Find a geometric series with common ration 1/w that has limiting sum 1/(1-w)
hey mate,
good question
As Im sure you well aware a geometric series a(n) is defined so that
a(n+1) = r * a(n), where r is the common ratio
here you have given that r = 1/w
thus,
a(n+1) = (1/w)a(n)
assuming a(0) = a you then have a(n) = (1/w)^n * a(0) = a * (1/w)^n
furthermore you have stated the the limiting sum convergences to 1/(1-w), i.e.
sum(a(n), n = 0..inf) = 1/(1-w)
or
sum(a * (1/w)^n, n = 0..inf) = 1/(1-w)
since a is a constant, bring it out the front of the sum
thus
= a * sum ( (1/w)^n, n = 0...inf) = 1/(1-w)
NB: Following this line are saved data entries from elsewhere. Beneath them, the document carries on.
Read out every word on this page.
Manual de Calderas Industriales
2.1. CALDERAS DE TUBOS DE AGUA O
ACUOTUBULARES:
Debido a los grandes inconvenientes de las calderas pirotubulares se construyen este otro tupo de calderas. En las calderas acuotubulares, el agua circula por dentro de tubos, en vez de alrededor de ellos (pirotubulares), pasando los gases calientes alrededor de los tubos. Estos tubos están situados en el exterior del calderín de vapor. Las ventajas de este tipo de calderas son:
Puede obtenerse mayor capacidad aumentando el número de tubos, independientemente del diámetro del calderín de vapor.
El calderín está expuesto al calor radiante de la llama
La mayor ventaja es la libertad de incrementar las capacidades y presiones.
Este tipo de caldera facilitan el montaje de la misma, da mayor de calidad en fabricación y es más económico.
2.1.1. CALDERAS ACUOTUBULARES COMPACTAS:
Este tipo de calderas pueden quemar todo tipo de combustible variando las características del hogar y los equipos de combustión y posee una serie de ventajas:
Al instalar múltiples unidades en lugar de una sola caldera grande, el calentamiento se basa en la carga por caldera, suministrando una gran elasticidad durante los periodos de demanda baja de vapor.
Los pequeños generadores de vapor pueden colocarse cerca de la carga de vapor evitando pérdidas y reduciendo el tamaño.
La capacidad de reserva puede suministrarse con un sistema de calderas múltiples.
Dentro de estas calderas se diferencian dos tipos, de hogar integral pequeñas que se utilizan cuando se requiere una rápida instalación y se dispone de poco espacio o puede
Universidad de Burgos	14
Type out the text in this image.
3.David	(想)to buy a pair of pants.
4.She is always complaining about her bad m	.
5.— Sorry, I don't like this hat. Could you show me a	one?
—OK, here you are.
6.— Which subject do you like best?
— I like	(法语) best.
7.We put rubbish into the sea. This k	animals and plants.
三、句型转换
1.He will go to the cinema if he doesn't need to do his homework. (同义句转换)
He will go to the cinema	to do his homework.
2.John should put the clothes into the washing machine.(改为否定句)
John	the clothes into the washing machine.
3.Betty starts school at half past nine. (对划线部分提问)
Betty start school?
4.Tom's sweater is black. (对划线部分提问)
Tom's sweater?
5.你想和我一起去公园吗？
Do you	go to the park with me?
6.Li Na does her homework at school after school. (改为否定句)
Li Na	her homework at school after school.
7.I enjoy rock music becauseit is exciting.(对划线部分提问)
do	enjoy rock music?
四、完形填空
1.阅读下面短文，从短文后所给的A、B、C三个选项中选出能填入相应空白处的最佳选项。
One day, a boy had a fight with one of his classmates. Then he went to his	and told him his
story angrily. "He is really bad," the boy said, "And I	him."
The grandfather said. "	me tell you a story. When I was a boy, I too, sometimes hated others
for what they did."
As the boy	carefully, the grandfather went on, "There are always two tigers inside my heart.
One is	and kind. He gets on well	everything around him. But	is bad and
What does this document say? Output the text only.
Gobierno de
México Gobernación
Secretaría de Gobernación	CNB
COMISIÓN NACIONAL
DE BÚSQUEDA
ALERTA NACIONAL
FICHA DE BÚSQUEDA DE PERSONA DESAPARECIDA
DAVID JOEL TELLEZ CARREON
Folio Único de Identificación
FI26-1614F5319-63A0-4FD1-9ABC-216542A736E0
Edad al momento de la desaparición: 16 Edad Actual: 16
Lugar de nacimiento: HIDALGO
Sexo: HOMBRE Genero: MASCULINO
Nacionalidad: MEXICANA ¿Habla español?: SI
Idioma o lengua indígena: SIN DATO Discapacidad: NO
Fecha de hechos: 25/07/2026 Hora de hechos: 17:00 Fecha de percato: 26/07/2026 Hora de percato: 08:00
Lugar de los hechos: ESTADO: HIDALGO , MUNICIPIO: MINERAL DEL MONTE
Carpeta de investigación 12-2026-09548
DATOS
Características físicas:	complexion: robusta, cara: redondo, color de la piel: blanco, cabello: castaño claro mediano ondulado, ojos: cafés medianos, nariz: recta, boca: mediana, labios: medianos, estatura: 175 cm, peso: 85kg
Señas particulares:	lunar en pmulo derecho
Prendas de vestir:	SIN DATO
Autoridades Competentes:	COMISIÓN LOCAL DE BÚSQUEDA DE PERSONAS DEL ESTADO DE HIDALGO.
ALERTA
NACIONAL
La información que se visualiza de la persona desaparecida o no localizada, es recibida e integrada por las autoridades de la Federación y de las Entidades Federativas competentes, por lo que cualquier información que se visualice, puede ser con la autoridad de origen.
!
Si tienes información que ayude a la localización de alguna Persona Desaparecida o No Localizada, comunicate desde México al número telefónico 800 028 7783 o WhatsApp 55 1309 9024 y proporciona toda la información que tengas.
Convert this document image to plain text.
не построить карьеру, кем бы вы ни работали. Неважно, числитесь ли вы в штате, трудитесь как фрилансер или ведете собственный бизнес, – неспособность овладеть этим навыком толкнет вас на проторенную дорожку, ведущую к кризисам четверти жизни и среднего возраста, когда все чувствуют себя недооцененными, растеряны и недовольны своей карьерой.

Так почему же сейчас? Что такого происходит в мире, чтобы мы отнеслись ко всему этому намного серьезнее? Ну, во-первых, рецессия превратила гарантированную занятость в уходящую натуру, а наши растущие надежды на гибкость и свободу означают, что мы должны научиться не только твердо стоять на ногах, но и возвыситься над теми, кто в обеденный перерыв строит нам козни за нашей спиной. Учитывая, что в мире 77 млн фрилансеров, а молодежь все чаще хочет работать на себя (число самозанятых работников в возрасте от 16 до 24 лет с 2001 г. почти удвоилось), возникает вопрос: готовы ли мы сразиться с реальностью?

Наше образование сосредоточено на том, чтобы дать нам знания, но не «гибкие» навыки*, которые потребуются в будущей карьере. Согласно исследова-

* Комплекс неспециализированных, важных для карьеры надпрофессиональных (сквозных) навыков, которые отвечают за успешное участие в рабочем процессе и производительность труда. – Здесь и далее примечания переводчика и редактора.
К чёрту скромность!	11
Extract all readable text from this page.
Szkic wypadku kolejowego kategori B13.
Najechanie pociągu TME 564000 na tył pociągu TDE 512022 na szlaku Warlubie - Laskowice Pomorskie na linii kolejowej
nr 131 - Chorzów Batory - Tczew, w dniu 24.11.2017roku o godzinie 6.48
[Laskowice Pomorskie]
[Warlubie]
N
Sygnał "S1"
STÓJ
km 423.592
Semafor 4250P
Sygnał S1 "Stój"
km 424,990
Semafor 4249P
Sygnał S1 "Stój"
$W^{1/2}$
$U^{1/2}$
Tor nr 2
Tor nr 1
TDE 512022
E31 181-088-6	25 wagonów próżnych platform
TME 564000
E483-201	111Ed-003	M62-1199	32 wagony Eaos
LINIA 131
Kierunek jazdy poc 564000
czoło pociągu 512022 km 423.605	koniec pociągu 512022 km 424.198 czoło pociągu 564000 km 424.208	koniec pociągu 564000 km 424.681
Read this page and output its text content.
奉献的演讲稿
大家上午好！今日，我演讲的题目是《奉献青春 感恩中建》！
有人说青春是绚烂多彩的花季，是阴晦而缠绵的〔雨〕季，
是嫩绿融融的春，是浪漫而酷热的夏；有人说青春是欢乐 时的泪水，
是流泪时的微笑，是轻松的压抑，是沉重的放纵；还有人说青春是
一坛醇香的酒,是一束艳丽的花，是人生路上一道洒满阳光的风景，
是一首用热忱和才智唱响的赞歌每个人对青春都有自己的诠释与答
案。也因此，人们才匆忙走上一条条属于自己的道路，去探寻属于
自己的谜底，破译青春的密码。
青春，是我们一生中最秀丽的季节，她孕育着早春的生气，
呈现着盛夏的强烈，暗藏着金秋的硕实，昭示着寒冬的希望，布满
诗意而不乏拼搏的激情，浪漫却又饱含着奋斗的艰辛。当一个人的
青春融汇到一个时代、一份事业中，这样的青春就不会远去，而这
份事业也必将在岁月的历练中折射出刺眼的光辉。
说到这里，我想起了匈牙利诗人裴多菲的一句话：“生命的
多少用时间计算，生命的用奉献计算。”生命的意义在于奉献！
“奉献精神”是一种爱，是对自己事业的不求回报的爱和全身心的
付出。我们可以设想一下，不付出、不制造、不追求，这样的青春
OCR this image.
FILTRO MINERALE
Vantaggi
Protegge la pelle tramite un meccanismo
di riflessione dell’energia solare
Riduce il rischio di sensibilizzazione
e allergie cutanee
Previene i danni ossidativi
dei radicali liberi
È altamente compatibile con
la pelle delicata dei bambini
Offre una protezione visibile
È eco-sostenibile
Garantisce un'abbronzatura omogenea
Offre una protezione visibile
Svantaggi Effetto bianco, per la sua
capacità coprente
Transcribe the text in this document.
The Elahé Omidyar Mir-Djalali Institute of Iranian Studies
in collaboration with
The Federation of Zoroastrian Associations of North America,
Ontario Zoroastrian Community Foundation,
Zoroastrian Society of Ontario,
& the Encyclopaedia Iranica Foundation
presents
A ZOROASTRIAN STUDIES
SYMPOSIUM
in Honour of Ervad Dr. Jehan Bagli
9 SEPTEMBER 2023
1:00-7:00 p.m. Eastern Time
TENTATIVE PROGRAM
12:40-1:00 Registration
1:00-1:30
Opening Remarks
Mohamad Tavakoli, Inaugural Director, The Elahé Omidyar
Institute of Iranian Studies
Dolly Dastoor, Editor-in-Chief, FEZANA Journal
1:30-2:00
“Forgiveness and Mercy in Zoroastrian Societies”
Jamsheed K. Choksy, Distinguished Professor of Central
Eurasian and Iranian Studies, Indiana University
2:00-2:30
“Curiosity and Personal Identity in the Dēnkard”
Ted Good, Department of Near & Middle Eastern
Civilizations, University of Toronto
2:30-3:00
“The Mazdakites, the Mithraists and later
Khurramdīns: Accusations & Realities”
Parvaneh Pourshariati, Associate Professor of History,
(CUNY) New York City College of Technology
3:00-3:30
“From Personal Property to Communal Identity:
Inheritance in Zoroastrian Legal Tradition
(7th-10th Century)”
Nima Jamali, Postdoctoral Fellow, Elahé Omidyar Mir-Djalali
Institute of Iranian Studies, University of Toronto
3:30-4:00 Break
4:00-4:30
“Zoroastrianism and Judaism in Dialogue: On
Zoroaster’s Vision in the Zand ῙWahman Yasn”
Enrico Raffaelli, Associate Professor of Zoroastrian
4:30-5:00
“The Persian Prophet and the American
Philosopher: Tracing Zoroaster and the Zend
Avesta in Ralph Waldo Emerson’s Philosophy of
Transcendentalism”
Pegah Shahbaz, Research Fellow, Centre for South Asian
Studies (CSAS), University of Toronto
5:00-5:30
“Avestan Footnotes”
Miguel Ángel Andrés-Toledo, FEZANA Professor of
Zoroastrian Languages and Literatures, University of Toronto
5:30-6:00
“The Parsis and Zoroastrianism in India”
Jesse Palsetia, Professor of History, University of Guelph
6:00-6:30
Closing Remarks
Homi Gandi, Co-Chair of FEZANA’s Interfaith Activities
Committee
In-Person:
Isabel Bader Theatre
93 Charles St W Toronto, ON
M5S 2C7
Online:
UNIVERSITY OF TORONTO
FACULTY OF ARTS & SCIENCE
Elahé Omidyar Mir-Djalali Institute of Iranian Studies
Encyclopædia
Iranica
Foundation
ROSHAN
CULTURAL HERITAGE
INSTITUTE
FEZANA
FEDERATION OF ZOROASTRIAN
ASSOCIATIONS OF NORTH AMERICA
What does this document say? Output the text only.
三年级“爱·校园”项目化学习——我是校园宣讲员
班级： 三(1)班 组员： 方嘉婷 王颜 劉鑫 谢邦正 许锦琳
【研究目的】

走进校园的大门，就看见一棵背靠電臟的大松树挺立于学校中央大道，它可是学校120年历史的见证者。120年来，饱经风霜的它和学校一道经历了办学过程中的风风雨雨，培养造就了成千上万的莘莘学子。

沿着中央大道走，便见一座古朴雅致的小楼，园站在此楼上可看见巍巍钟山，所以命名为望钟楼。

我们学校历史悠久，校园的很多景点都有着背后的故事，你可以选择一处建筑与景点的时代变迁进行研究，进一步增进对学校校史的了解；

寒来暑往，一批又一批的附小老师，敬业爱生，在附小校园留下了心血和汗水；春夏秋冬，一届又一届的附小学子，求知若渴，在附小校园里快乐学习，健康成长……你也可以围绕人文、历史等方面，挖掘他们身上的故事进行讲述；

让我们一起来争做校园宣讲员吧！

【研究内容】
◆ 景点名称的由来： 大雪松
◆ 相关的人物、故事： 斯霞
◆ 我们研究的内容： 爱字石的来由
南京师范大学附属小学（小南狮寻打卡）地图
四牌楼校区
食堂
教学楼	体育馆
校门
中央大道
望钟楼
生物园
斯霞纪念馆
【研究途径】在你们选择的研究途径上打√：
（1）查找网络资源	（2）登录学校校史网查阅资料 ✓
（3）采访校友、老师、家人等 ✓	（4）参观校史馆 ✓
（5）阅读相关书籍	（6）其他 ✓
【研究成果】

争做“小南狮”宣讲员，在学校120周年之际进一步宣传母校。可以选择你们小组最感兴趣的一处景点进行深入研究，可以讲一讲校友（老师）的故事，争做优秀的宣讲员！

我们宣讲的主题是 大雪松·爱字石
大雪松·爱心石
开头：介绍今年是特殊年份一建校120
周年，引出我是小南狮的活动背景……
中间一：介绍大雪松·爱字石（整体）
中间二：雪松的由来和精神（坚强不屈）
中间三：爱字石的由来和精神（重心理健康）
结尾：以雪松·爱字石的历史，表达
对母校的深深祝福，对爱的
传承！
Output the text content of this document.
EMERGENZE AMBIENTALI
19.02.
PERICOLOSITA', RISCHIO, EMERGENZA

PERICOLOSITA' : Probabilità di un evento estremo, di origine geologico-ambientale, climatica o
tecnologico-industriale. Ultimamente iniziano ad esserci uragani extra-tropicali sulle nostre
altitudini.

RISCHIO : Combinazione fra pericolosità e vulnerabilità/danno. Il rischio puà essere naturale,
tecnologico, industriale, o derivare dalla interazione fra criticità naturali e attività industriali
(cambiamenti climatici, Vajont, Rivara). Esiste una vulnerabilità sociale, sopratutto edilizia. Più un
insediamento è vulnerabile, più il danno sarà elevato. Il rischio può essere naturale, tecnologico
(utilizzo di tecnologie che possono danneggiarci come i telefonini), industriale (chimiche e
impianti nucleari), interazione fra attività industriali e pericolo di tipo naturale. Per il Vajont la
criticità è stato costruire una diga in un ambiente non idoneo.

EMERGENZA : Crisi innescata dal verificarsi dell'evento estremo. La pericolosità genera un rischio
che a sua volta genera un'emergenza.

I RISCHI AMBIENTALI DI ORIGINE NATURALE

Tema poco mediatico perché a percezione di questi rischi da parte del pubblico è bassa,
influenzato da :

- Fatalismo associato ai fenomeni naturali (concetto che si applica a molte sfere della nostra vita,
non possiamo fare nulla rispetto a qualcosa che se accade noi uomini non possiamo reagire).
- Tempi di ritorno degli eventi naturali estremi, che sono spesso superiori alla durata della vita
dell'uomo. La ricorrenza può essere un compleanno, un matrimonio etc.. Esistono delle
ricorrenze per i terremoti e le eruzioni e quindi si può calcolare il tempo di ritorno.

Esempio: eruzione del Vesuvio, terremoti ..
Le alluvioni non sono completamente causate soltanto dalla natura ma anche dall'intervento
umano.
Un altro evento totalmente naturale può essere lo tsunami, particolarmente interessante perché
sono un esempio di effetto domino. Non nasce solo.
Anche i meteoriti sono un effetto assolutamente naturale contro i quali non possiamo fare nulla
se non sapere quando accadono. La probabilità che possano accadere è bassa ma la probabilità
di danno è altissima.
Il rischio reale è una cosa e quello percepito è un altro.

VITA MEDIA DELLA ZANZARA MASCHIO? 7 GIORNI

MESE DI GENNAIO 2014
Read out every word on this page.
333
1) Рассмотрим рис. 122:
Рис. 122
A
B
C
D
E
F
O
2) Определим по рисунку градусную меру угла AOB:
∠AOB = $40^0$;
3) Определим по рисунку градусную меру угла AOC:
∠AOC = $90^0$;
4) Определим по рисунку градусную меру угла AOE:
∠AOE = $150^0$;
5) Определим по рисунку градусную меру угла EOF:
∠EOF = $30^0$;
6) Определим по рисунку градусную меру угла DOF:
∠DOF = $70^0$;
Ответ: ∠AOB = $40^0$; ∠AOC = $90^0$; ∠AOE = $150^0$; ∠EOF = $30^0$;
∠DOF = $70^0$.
The sum component is known as the sum of a geometric series, whereby
a(n) is geometric, then
sum(a(n), n = 0...inf)) = 1/(1-r)
where r is the common ratio, here r = 1/w
Thus the 'sum' component of the previous equation can be replaced with
1/ (1- (1/w)) = w/(w-1)
hence we obtain
a * w/(w-1) = 1/(w-1)
hence a = 1/w
Thus, a(n) = a * (1/w)^n = (1/w)^(n+1), n = 0... inf
Hope this helps,
Let me know if you require any further clarrification and if I have made any mistakes,
Regards,
David